Synthetic Minority Oversampling Technique or SMOTE is another technique to oversample the minority class. Simply adding duplicate records of minority class often don’t add any new information to the model. In SMOTE new instances are synthesized from the existing data. If we explain it in simple words, SMOTE looks into minority class instances and use k nearest neighbor to select a random nearest neighbor, and a synthetic instance is created randomly in feature space.
    
    
This technique is followed to avoid overfitting which occurs when exact replicas of minority instances are added to the main dataset. A subset of data is taken from the minority class as an example and then new synthetic similar instances are created. These synthetic instances are then added to the original dataset. The new dataset is used as a sample to train the classification models.
    
    
<b> SMOTE Algorithm Working Procedure:
    
**Stage 1:** Minority class Setting is done, set A, for each, the k-closest neighbors of x are gotten by working out the Euclidean distance among x and every example in set A.

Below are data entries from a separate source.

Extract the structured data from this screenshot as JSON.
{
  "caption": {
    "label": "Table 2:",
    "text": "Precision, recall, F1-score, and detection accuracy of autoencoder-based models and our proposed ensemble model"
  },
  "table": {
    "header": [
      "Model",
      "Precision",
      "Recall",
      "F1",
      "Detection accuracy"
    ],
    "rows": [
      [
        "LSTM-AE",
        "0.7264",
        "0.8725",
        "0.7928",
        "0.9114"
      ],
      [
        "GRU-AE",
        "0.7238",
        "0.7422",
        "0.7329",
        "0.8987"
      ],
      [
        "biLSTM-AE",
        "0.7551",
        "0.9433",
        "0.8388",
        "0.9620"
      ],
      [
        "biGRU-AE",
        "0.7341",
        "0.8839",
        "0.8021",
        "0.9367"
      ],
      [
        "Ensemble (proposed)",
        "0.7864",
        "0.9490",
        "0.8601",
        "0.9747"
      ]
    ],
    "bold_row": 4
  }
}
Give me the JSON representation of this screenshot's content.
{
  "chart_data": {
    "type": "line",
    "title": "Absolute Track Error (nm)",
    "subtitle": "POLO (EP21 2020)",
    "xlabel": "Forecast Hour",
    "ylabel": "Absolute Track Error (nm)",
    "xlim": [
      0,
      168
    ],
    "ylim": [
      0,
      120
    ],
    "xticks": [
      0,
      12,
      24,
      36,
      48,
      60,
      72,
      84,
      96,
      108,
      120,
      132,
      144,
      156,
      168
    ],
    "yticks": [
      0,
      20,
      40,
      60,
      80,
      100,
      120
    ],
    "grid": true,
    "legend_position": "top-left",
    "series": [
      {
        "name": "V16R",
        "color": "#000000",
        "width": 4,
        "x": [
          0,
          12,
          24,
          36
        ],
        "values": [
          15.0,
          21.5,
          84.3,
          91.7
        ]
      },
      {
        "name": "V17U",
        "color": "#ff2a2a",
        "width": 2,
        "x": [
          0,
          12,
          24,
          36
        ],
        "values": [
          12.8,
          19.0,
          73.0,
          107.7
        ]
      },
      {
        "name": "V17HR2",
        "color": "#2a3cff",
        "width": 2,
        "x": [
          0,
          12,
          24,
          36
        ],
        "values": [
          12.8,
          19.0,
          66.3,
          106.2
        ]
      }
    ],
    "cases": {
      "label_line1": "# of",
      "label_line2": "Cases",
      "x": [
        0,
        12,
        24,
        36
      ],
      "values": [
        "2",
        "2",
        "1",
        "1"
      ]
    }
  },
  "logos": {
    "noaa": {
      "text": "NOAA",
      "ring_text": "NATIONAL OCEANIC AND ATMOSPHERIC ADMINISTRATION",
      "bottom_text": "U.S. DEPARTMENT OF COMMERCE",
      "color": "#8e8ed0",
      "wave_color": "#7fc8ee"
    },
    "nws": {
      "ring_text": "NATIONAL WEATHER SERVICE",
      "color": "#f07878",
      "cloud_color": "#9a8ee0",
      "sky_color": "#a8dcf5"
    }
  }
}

**Stage 2:** The testing rate N is set by the imbalanced extent. For each, N models (x1, x2, … xn) are arbitrarily chosen from their k-closest neighbors, and they build the set.

**Stage 3:** For every model (k= 1, 2, 3 .......N), the accompanying equation is utilized to produce another model: rand(0, 1) addresses the irregular number somewhere in the range of 0 and 1.

### 4. Ensemble Techniques:
The main objective of ensemble methodology is to improve the performance of single classifiers. The approach involves constructing several two stage classifiers from the original data and then aggregate their predictions.


In this techniques multiple trees are created as equal to number of minority class respectuvely and finally combine (essemble) all the trees results, based on the majority it will gives the result.

![image.png](attachment:image.png)

### 5. Near Miss:
Near Miss is an under-inspecting method. It means to adjust class appropriation by arbitrarily wiping out larger part class models. At the point when cases of two unique classes are extremely near one another, we eliminate the occasions of the larger part class to build the spaces between the two classes. This assists in the order with handling.

Close neighbor techniques are generally utilized to forestall the issue of data misfortune in most under-examining procedures.

<b> The fundamental instinct about the working of close neighbor strategies is as per the following:
    
**Stage 1:** The technique first finds the distances between all occurrences of the larger part class and the occasions of the minority class. Here, the greater part class is to be under-tested.

**Stage 2:** Then, "n" no. of cases of the larger part class with the littlest distances to those in the minority class are chosen.

**Stage 3:** If there are k cases in the minority class, the closest technique will result in k*n occasions of the greater part class.